With the victory of the Revolution, a tradition of empathy with and assistance to similar national liberation efforts was reaffirmed. This tradition, which was keenly present in the imagery of those who had participated in the struggle against tyranny in Cuba, would be realized in armed expeditions to liberate the Haiti of Duvalier, Trujillo’s Dominican Republic, and the Nicaragua of Somoza – all between March and June of 1959.
While the Soviets were still 6,000 miles from Havana Bay, the first two of those expeditions were organized horizontally, as was another that arrived in Panama in April of that same year.
From what I know, these historical events have not been studied in depth. However, once those regional dictatorships were perceived as specific fronts of the same battleground, the provision of armed assistance appears to have been more the result of the operative political culture of that generation than of official duty. If Cuba had achieved freedom through armed struggle, others could too.
Moreover, a good number of Latin Americans (particularly Dominicans) had joined Cuba’s own struggle against Spanish colonialism in the Ten Tears War and later in the War of 1895. Likewise, several non-Cubans -among them an Argentinean, a Mexican and a Dominican- were part of the 1956 expeditionary force aboard a small fishing vessel, the Granma.
Later, armed opposition to the revolutionary process assumed specific names in specific places. In the Escambray Mountains, counter-revolutionary bands there were formed, armed and supplied by the CIA. Nonetheless, these were routed by the young revolutionary State in a cleanup action that involved not only the regular army, but also the civilian population organized into militias. Similarly, armed participants in the events of the Bay of Pigs defeated the US-backed 2506th Brigade in less than 72 hours.
In the book by writer Norberto Fuentes, which was published while he lived in Cuba, the nature of the problem was suggested: Violence here too was a course of action imposed on the actors, not a choice.
With the expulsion of Cuba from the OAS and its diplomatic isolation, in a certain sense the Cuban leadership felt unfettered and the idea of transforming the Andes into the Sierra Maestra of Latin America acquired public visibility; this would have numerous expressions during the 1960s.
However, with the fall of Che in a failed armed campaign in Bolivia, in contrast to the subsequent electoral victory of Salvador Allende’s Popular Unity government in Chile, the possibility was posed of a non-violent path for the taking of power by the popular and revolutionary movement, which became a well-discussed topic at that time among the left.
The debate continued without resolution as the armed victory of the Sandinista Revolution in Nicaragua and the electoral triumph of the Maurice Bishop’s New Jewel Movement in Granada, both in 1979, demonstrated that life is neither level nor linear; it “gives us surprises,” like in the song by Ruben Blades.

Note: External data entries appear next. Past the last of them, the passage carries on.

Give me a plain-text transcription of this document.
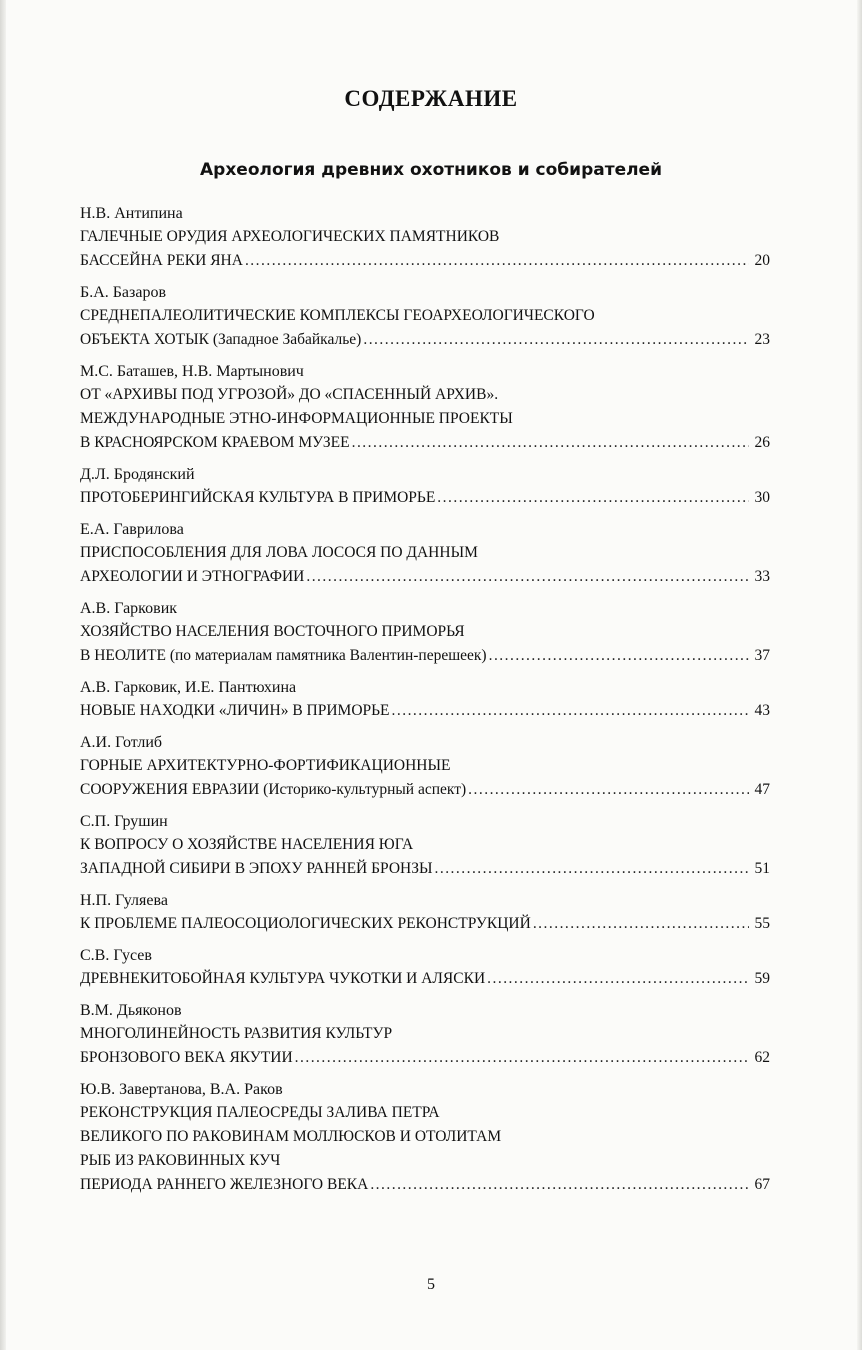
СОДЕРЖАНИЕ
Археология древних охотников и собирателей
Н.В. Антипина
ГАЛЕЧНЫЕ ОРУДИЯ АРХЕОЛОГИЧЕСКИХ ПАМЯТНИКОВ
БАССЕЙНА РЕКИ ЯНА . . .	20
Б.А. Базаров
СРЕДНЕПАЛЕОЛИТИЧЕСКИЕ КОМПЛЕКСЫ ГЕОАРХЕОЛОГИЧЕСКОГО
ОБЪЕКТА ХОТЫК (Западное Забайкалье) . . .	23
М.С. Баташев, Н.В. Мартынович
ОТ «АРХИВЫ ПОД УГРОЗОЙ» ДО «СПАСЕННЫЙ АРХИВ».
МЕЖДУНАРОДНЫЕ ЭТНО-ИНФОРМАЦИОННЫЕ ПРОЕКТЫ
В КРАСНОЯРСКОМ КРАЕВОМ МУЗЕЕ . . .	26
Д.Л. Бродянский
ПРОТОБЕРИНГИЙСКАЯ КУЛЬТУРА В ПРИМОРЬЕ . . .	30
Е.А. Гаврилова
ПРИСПОСОБЛЕНИЯ ДЛЯ ЛОВА ЛОСОСЯ ПО ДАННЫМ
АРХЕОЛОГИИ И ЭТНОГРАФИИ . . .	33
А.В. Гарковик
ХОЗЯЙСТВО НАСЕЛЕНИЯ ВОСТОЧНОГО ПРИМОРЬЯ
В НЕОЛИТЕ (по материалам памятника Валентин-перешеек) . . .	37
А.В. Гарковик, И.Е. Пантюхина
НОВЫЕ НАХОДКИ «ЛИЧИН» В ПРИМОРЬЕ . . .	43
А.И. Готлиб
ГОРНЫЕ АРХИТЕКТУРНО-ФОРТИФИКАЦИОННЫЕ
СООРУЖЕНИЯ ЕВРАЗИИ (Историко-культурный аспект) . . .	47
С.П. Грушин
К ВОПРОСУ О ХОЗЯЙСТВЕ НАСЕЛЕНИЯ ЮГА
ЗАПАДНОЙ СИБИРИ В ЭПОХУ РАННЕЙ БРОНЗЫ . . .	51
Н.П. Гуляева
К ПРОБЛЕМЕ ПАЛЕОСОЦИОЛОГИЧЕСКИХ РЕКОНСТРУКЦИЙ . . .	55
С.В. Гусев
ДРЕВНЕКИТОБОЙНАЯ КУЛЬТУРА ЧУКОТКИ И АЛЯСКИ . . .	59
В.М. Дьяконов
МНОГОЛИНЕЙНОСТЬ РАЗВИТИЯ КУЛЬТУР
БРОНЗОВОГО ВЕКА ЯКУТИИ . . .	62
Ю.В. Завертанова, В.А. Раков
РЕКОНСТРУКЦИЯ ПАЛЕОСРЕДЫ ЗАЛИВА ПЕТРА
ВЕЛИКОГО ПО РАКОВИНАМ МОЛЛЮСКОВ И ОТОЛИТАМ
РЫБ ИЗ РАКОВИННЫХ КУЧ
ПЕРИОДА РАННЕГО ЖЕЛЕЗНОГО ВЕКА . . .	67
5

All this left an imprint on Cuban culture, and certainly not only among the revolutionary leadership, though they are usually seen from abroad as being a bell jar that isolates their own people.
But nonviolence in Cuba is not a new phenomenon: it was mentioned for the first time at the end of the 1960s by several Protestant church leaders. They broke with a tradition that had been adopted in the conservative gospel of the North, now being reformed by its Black American adherents, especially the southerners and particularly by the thought and work of Martin Luther King, Jr. and the civil rights movement.

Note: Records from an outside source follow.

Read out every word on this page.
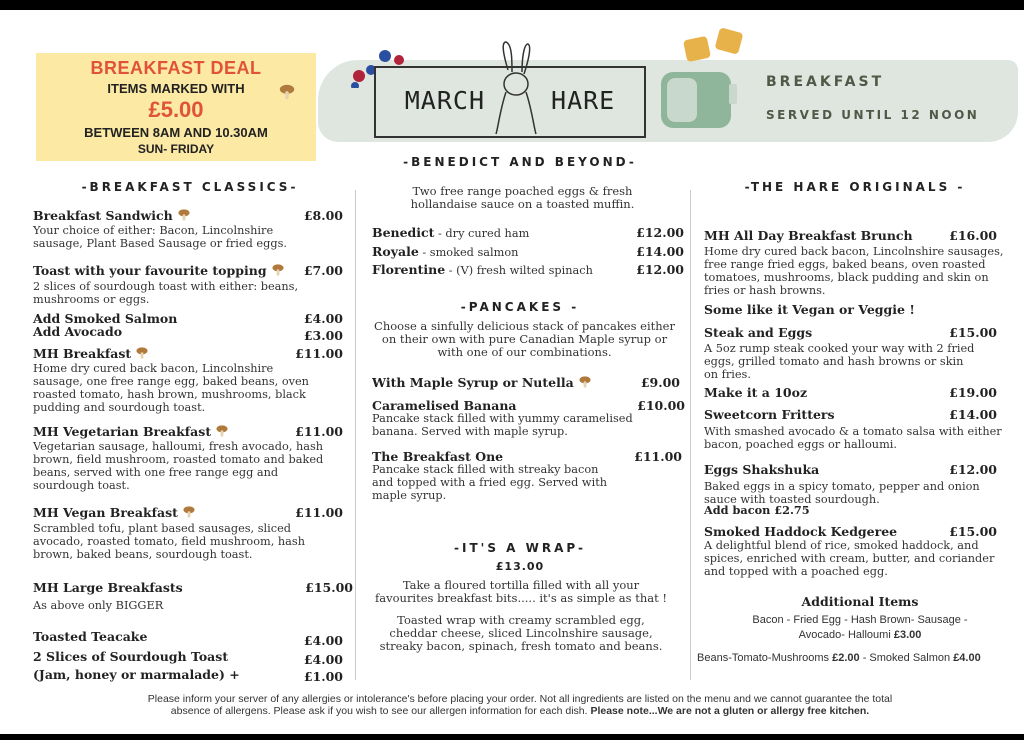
BREAKFAST DEAL
ITEMS MARKED WITH
£5.00
BETWEEN 8AM AND 10.30AM
SUN- FRIDAY
MARCH	HARE
BREAKFAST
SERVED UNTIL 12 NOON
-BREAKFAST CLASSICS-
Breakfast Sandwich	£8.00
Your choice of either: Bacon, Lincolnshire sausage, Plant Based Sausage or fried eggs.
Toast with your favourite topping	£7.00
2 slices of sourdough toast with either: beans, mushrooms or eggs.
Add Smoked Salmon	£4.00
Add Avocado	£3.00
MH Breakfast	£11.00
Home dry cured back bacon, Lincolnshire sausage, one free range egg, baked beans, oven roasted tomato, hash brown, mushrooms, black pudding and sourdough toast.
MH Vegetarian Breakfast	£11.00
Vegetarian sausage, halloumi, fresh avocado, hash brown, field mushroom, roasted tomato and baked beans, served with one free range egg and sourdough toast.
MH Vegan Breakfast	£11.00
Scrambled tofu, plant based sausages, sliced avocado, roasted tomato, field mushroom, hash brown, baked beans, sourdough toast.
MH Large Breakfasts	£15.00
As above only BIGGER
Toasted Teacake	£4.00
2 Slices of Sourdough Toast	£4.00
(Jam, honey or marmalade) +	£1.00
-BENEDICT AND BEYOND-
Two free range poached eggs & fresh hollandaise sauce on a toasted muffin.
Benedict - dry cured ham	£12.00
Royale - smoked salmon	£14.00
Florentine - (V) fresh wilted spinach	£12.00
-PANCAKES -
Choose a sinfully delicious stack of pancakes either on their own with pure Canadian Maple syrup or with one of our combinations.
With Maple Syrup or Nutella	£9.00
Caramelised Banana	£10.00
Pancake stack filled with yummy caramelised banana. Served with maple syrup.
The Breakfast One	£11.00
Pancake stack filled with streaky bacon and topped with a fried egg. Served with maple syrup.
-IT'S A WRAP-
£13.00
Take a floured tortilla filled with all your favourites breakfast bits..... it's as simple as that !
Toasted wrap with creamy scrambled egg, cheddar cheese, sliced Lincolnshire sausage, streaky bacon, spinach, fresh tomato and beans.
-THE HARE ORIGINALS -
MH All Day Breakfast Brunch	£16.00
Home dry cured back bacon, Lincolnshire sausages, free range fried eggs, baked beans, oven roasted tomatoes, mushrooms, black pudding and skin on fries or hash browns.
Some like it Vegan or Veggie !
Steak and Eggs	£15.00
A 5oz rump steak cooked your way with 2 fried eggs, grilled tomato and hash browns or skin on fries.
Make it a 10oz	£19.00
Sweetcorn Fritters	£14.00
With smashed avocado & a tomato salsa with either bacon, poached eggs or halloumi.
Eggs Shakshuka	£12.00
Baked eggs in a spicy tomato, pepper and onion sauce with toasted sourdough.
Add bacon £2.75
Smoked Haddock Kedgeree	£15.00
A delightful blend of rice, smoked haddock, and spices, enriched with cream, butter, and coriander and topped with a poached egg.
Additional Items
Bacon - Fried Egg - Hash Brown- Sausage -
Avocado- Halloumi £3.00
Beans-Tomato-Mushrooms £2.00 - Smoked Salmon £4.00
Please inform your server of any allergies or intolerance's before placing your order. Not all ingredients are listed on the menu and we cannot guarantee the total
absence of allergens. Please ask if you wish to see our allergen information for each dish. Please note...We are not a gluten or allergy free kitchen.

These Cuban churches began to gradually study and learn about nonviolence, celebrating commemorative theological days in its name and contextualizing it in the midst of a different cultural reality.

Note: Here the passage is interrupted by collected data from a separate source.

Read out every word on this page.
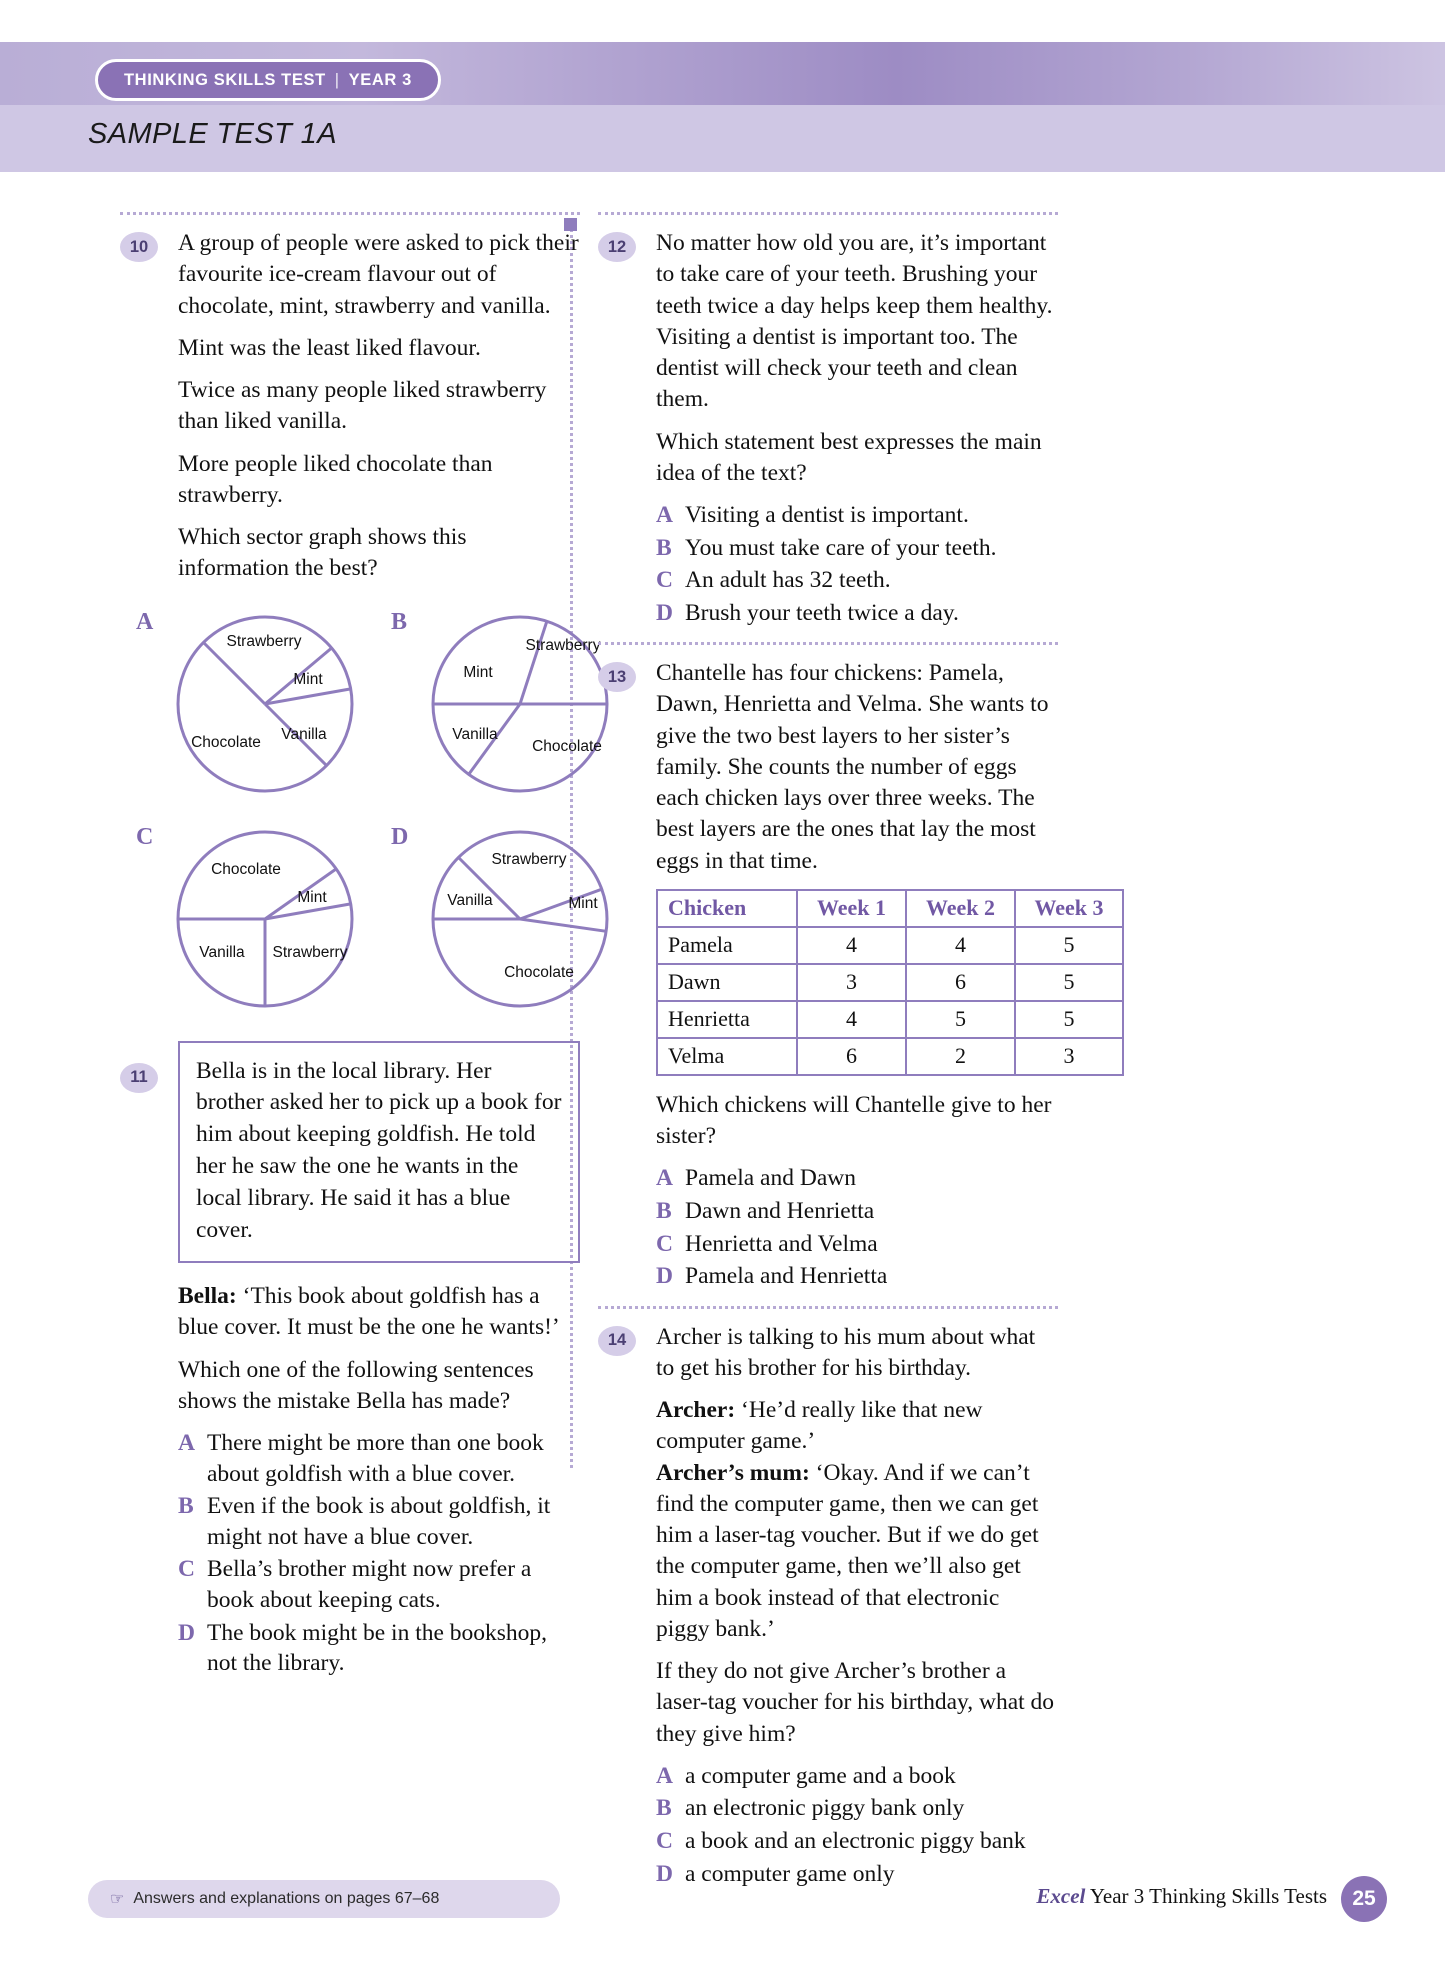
THINKING SKILLS TEST | YEAR 3
SAMPLE TEST 1A
10	A group of people were asked to pick their favourite ice-cream flavour out of chocolate, mint, strawberry and vanilla.

Mint was the least liked flavour.

Twice as many people liked strawberry than liked vanilla.

More people liked chocolate than strawberry.

Which sector graph shows this information the best?

A
Strawberry
Mint
Vanilla
Chocolate
B
Strawberry
Chocolate
Vanilla
Mint
C
Mint
Strawberry
Vanilla
Chocolate
D
Strawberry
Mint
Chocolate
Vanilla
11	Bella is in the local library. Her brother asked her to pick up a book for him about keeping goldfish. He told her he saw the one he wants in the local library. He said it has a blue cover.

Bella: ‘This book about goldfish has a blue cover. It must be the one he wants!’

Which one of the following sentences shows the mistake Bella has made?

A There might be more than one book about goldfish with a blue cover.
B Even if the book is about goldfish, it might not have a blue cover.
C Bella’s brother might now prefer a book about keeping cats.
D The book might be in the bookshop, not the library.
12	No matter how old you are, it’s important to take care of your teeth. Brushing your teeth twice a day helps keep them healthy. Visiting a dentist is important too. The dentist will check your teeth and clean them.

Which statement best expresses the main idea of the text?

A Visiting a dentist is important.
B You must take care of your teeth.
C An adult has 32 teeth.
D Brush your teeth twice a day.
13	Chantelle has four chickens: Pamela, Dawn, Henrietta and Velma. She wants to give the two best layers to her sister’s family. She counts the number of eggs each chicken lays over three weeks. The best layers are the ones that lay the most eggs in that time.

Chicken	Week 1	Week 2	Week 3
Pamela	4	4	5
Dawn	3	6	5
Henrietta	4	5	5
Velma	6	2	3

Which chickens will Chantelle give to her sister?

A Pamela and Dawn
B Dawn and Henrietta
C Henrietta and Velma
D Pamela and Henrietta
14	Archer is talking to his mum about what to get his brother for his birthday.

Archer: ‘He’d really like that new computer game.’

Archer’s mum: ‘Okay. And if we can’t find the computer game, then we can get him a laser-tag voucher. But if we do get the computer game, then we’ll also get him a book instead of that electronic piggy bank.’

If they do not give Archer’s brother a laser-tag voucher for his birthday, what do they give him?

A a computer game and a book
B an electronic piggy bank only
C a book and an electronic piggy bank
D a computer game only
☞ Answers and explanations on pages 67–68	Excel Year 3 Thinking Skills Tests	25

This fact of a different cultural reality is of great importance if one considers that attempts to duplicate and copy have caused more problems than good; as proof, we could point to everything from Soviet philosophy manuals to affirmative action policies praised by some as a form of struggle against racism.
Nonviolence was a theory and practice received with certain level of mistrust, because it broke with conventional conduct and code, and it was strange, much more so in a context in which so-called scientific atheism was at its full height.
It began with a lack of understanding and even rejection, but ended up enjoying Fidel’s presence in a Methodist church in Havana’s Vedado neighborhood during the 1984 visit to Cuba by Reverend Jesse Jackson, one of the most visible followers of Dr. King. It’s said that one worshipper exclaimed, “Damnnn, Fidel Castro in a church!”
I write this evoking a Spanish classic concerning the culture of nonviolence: “They come to be novelties / the things that are forgotten.” Once again, the roof of our historical memory suffers from numerous holes.